Stewart, Sean und Weisman, Jordan - Cathy's Book

FotoStewart, Sean und Weisman, Jordan - Cathy's Book
Baumhaus Verlag, 2007, Preis: 16,95 Euro

ISBN978-3-8339-3800-9
175 Seiten
 sowie verschiedene Anrufbeantworter, Websites, "Beweise"

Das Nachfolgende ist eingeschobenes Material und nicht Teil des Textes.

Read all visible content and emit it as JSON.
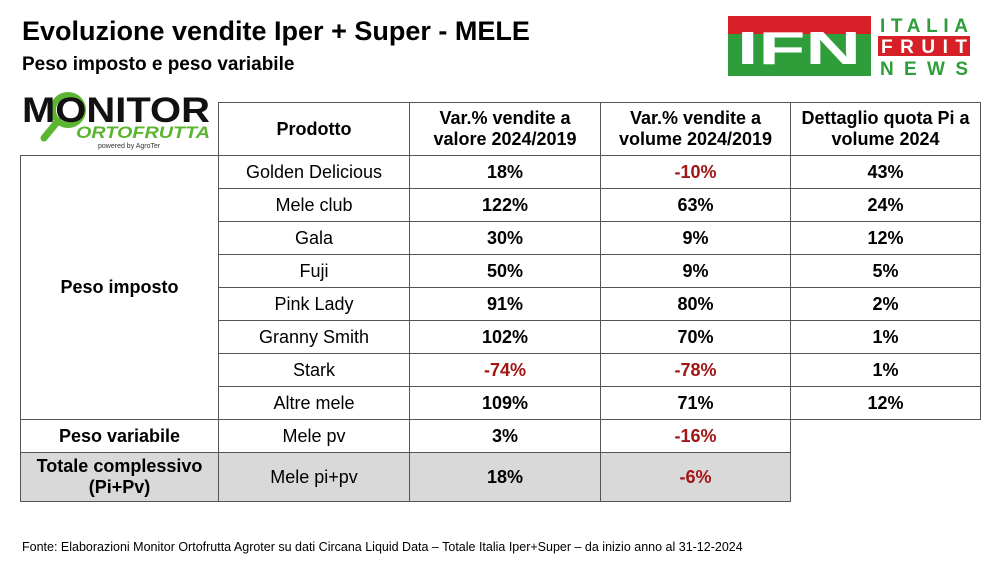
{
  "header": {
    "title": "Evoluzione vendite Iper + Super - MELE",
    "subtitle": "Peso imposto e peso variabile"
  },
  "logos": {
    "monitor": {
      "main": "MONITOR",
      "sub": "ORTOFRUTTA",
      "powered": "powered by AgroTer"
    },
    "ifn": {
      "mark": "IFN",
      "line1": "ITALIA",
      "line2": "FRUIT",
      "line3": "NEWS"
    }
  },
  "table": {
    "columns": [
      "Prodotto",
      "Var.% vendite a valore 2024/2019",
      "Var.% vendite a volume 2024/2019",
      "Dettaglio quota Pi a volume 2024"
    ],
    "groups": [
      {
        "label": "Peso imposto",
        "rows": [
          [
            "Golden Delicious",
            "18%",
            "-10%",
            "43%"
          ],
          [
            "Mele club",
            "122%",
            "63%",
            "24%"
          ],
          [
            "Gala",
            "30%",
            "9%",
            "12%"
          ],
          [
            "Fuji",
            "50%",
            "9%",
            "5%"
          ],
          [
            "Pink Lady",
            "91%",
            "80%",
            "2%"
          ],
          [
            "Granny Smith",
            "102%",
            "70%",
            "1%"
          ],
          [
            "Stark",
            "-74%",
            "-78%",
            "1%"
          ],
          [
            "Altre mele",
            "109%",
            "71%",
            "12%"
          ]
        ]
      },
      {
        "label": "Peso variabile",
        "rows": [
          [
            "Mele pv",
            "3%",
            "-16%"
          ]
        ]
      },
      {
        "label": "Totale complessivo (Pi+Pv)",
        "rows": [
          [
            "Mele pi+pv",
            "18%",
            "-6%"
          ]
        ]
      }
    ]
  },
  "footer": "Fonte: Elaborazioni Monitor Ortofrutta Agroter su dati Circana Liquid Data – Totale Italia Iper+Super –  da inizio anno al 31-12-2024"
}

wenn du's findest - ruf an: +49(0)69-66777674

Es gab noch kein Buch, bei dem ich mich so um eine Rezension herumgedrückt habe, wie dieses. Auf der Buchmesse entdeckt, war ich vollkommen fasziniert von der Idee eines "Alternate Role Games". Gleich wenn man es aufschlägt, fällt einem die lebendige Gestaltung auf, Druckschrift mischt sich mit Gekritzel, Skizzen. Auf der Innseite des vorderen Buchdeckels ist eine Klarsichthülle eingeschweißt, in der sich "Beweise" befinden, alles Unterlagen, anhand derer die Leserin (angepeilt wird ein weibliches Publikum im Alter von zwölf Jahren) das Abenteuer mitverfolgen soll.

Im ersten Moment fühlte ich mich von dem Tempo regelrecht überfordert. Optisch gibt es so viel zu sehen und zu entdecken, dass ich fast das Lesen vergaß.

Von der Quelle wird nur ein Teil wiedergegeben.